Computers started with hackers tinkering and in computer clubs, they were accessible electronics that people could get into and understand it as much as they could build on top of them. In the early days of web, you could go to a website, view source and understand how things worked, the code was open to be understood.

This is true for computers, but also true for ancient tech like wood, fire, paper, metal.

But with AI, it's mostly only accessible to build on top of the tech developed by tech conglomerates like OpenAI, Anthropic, or Claude. There's no easy way for people to dig into it, understand the workings and tinker with an LLM's inner workings.

While tools to fine tune LLMs exist, they are far less accessible to the common person than the tools to tinker with a computer were in the 1980s. Partly because of the complexities involved in "fine tuning an LLM" and partly because the weights and the reasoning are the secret sauce for these things.
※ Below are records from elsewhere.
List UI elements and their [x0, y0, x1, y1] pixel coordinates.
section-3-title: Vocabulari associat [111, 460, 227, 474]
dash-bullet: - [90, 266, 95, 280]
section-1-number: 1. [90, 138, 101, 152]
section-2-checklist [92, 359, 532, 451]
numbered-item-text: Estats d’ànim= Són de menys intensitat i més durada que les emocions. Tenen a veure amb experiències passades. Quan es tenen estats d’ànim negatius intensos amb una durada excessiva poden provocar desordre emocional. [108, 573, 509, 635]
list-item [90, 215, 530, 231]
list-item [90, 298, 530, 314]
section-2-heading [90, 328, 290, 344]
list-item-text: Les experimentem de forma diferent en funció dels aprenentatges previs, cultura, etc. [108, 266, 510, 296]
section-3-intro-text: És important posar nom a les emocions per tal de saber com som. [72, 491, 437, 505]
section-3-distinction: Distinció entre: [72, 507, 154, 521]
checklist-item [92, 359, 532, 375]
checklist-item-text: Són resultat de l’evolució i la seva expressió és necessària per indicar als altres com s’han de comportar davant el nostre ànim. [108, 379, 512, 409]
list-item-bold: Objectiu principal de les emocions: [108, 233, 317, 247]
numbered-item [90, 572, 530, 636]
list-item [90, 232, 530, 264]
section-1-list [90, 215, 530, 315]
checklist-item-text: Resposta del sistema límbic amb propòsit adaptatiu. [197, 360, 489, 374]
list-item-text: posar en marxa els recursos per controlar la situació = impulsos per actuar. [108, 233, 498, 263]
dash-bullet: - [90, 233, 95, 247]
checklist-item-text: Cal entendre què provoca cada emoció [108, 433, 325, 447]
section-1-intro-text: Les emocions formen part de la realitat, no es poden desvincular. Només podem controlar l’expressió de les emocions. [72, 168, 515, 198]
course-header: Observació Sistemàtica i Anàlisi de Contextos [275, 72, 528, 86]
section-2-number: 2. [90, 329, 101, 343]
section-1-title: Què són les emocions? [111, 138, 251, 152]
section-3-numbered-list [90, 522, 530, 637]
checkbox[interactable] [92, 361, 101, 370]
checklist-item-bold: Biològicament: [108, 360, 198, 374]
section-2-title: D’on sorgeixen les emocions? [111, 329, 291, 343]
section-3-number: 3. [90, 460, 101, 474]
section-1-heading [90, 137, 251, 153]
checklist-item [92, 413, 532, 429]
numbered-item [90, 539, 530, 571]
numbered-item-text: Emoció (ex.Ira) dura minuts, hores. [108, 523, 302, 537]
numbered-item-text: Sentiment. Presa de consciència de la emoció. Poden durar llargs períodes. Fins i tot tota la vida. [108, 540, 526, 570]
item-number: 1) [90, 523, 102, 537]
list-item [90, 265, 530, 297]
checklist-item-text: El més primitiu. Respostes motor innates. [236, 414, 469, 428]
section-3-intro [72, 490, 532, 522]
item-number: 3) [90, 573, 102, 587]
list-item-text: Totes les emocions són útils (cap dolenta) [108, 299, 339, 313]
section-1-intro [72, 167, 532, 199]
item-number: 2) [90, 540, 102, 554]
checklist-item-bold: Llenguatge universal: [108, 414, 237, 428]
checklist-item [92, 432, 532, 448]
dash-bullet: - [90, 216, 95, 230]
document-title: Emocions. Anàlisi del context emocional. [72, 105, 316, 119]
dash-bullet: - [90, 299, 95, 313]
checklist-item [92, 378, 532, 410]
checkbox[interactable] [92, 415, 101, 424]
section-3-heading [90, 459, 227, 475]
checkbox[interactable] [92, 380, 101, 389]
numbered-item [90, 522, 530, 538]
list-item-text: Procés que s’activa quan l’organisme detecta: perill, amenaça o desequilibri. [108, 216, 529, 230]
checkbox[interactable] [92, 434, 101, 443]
And even if you fine tune an LLM, you cannot really get into the weights of the training or tinker with how its reasoning works, so the hobbyists working with AI always have a second hand understanding of the tech.

It's also a technology uniquely controlled by big tech. Every other technological revolution was more open.  


These are lots of words to say that while I appreciate the varied AI discourse presented by the conference, I walked back with more questions than answers.

What are we really building and how is it helping people is a question I walked in with, and walked out with unanswered.